The founders are killed and their ghosts recruit Te Sai, the Chaplin of Port Klang, to help foil their killer and bring harmony to the race gangs. Like Chaplin’s The Tramp, there’s a beautiful girl, Jameela (Diana Danielle), who offers the potential for redemptive love. Like Chaplin, he screws up plenty before he saves the town and wins the girl.

The villain of the piece is a fellow who spouts familiar propaganda phrases such as “terbilang dan gemilang”, “rakyat didahulukan”, and, in a moment of utter desperation, “Wawasan 2020.” It’s interesting to speculate how the film may have navigated the restrictions of censorship from the nanny state.

While the one who murders the patriarchs is presented as the villain, I can’t help but note that the degeneration in the conduct of the younger gangsters occurred under the leadership of their deceased elders. The only ethical hero present is Jameela who serves as teacher and protector to Chee Meng.

Comedy is an apt form for Malaysia because, like our country, comedy trades in stereotypes. Stereotypes package information in convenient, though not necessarily accurate, bundles. Hantu Gangster makes ample and knowing use of ethnic stereotypes. But the stereotypes aren’t the real story here.

Hantu Gangster is really a critique of political decline in Malaysia. This critique doesn’t drive the comedy, slapstick does, comedy is a vehicle for this admittedly serious message.

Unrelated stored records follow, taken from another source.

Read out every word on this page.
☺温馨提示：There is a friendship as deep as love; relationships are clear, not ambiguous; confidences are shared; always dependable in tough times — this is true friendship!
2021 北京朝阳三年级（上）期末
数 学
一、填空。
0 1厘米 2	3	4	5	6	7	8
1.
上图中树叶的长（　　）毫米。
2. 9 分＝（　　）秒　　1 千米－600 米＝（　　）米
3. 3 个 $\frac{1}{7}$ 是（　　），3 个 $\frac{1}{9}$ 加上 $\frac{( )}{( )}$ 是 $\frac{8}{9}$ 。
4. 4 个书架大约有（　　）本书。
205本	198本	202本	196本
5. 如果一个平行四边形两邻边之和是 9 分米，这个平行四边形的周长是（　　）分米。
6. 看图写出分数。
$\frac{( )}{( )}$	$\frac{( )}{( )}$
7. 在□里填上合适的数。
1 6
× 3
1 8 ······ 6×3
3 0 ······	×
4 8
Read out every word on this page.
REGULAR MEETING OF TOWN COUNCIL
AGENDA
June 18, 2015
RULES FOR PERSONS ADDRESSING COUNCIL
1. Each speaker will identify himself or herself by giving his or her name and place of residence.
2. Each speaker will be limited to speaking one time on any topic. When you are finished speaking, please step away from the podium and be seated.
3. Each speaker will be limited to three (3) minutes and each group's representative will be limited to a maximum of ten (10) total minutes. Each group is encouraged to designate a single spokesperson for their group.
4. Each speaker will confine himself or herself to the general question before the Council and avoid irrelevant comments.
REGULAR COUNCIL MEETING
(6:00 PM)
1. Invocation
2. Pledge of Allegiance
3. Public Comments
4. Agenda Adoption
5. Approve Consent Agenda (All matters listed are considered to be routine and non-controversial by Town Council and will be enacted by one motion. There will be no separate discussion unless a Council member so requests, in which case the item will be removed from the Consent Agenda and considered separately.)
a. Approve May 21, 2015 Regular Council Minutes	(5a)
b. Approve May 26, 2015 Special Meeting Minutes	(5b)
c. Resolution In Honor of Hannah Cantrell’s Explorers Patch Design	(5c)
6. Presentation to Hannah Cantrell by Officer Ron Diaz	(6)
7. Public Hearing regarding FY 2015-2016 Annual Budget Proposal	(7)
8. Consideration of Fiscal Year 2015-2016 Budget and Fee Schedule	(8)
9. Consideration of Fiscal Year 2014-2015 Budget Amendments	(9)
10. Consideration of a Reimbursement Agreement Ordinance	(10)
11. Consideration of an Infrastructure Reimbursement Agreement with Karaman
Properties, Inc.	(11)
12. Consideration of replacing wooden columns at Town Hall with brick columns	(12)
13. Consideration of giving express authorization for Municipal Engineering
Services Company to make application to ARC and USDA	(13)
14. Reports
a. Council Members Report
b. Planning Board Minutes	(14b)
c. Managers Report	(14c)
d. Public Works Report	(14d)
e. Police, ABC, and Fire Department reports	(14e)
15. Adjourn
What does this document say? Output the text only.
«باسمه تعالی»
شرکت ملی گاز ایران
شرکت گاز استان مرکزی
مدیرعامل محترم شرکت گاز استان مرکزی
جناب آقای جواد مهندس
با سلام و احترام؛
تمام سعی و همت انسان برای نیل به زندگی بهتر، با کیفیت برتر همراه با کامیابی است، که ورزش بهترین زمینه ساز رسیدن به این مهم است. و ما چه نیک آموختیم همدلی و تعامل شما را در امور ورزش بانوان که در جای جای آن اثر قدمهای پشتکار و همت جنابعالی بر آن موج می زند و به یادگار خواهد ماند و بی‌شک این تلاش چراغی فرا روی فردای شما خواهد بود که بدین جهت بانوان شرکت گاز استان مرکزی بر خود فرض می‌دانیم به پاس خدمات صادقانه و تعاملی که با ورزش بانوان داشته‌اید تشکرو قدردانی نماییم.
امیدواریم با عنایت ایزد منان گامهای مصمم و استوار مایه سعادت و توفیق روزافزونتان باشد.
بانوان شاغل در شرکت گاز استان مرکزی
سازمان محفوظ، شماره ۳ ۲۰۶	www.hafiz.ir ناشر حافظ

It is ironic – perhaps intentionally so –  that Namewee’s character Te Sai wears a jacket sporting the Union Jack as he tries to unite the “races.” But Hantu Gangster is not a nostalgic plea for the return of British administration to prevent fighting amongst natives, though it shares some similar assumptions.

(Let’s not forget that our historical Selangor Civil Wars (1867-73) involved ethnically-mixed gangs of Malays and Chinese feuding against each other, much like today).

Where Hantu Gangster misses the mark in its own peace-loving terms is the suggestion that the problem Malaya faces is race conflict. In that sense it affirms rather than opposes the Barisan Nasional’s discourse.

If there is conflict in this land, it is not between “races”; it is between political groups that can no longer be categorised solely on racial lines; it is a conflict between the one per cent who are monopolising wealth and power versus ordinary Malaysians who are struggling to make a living.

The conflict is about stability versus change, one style of governance versus the other, one economic order versus another, and a socio-political order based on race versus one that still thinks in terms of race, but promises to be race-blind.

The thesis of antagonism between races is an old one, and Dr Mahathir Mohamad is not its only proponent. In the doctor’s Malay Dilemma he put forward the claim that there were socio-biological forces driving conflict between Malays and Chinese in Malaya.

The idea of inherent racial antagonism has an older pedigree, one that can be traced to the French aristocrat Arthur de Gobineau. Gobineau, often vilified as the father of racist ideology, is credited with proposing the idea of an Aryan race that would be in a natural antagonism with all other races. It was an idea that his later admirers in the Nazi party paired with 20th-century technologies to achieve brutal results.

Both Gobineau and Dr Mahathir’s thesis of race antagonism is based on false logic. Firstly, that the human species can be divided into discrete races. Secondly, that each such race possesses a distinct character and natural antagonism to others. (There’s a longer, more detailed answer, for which there’s no space here, but I will address it in other articles and lectures.)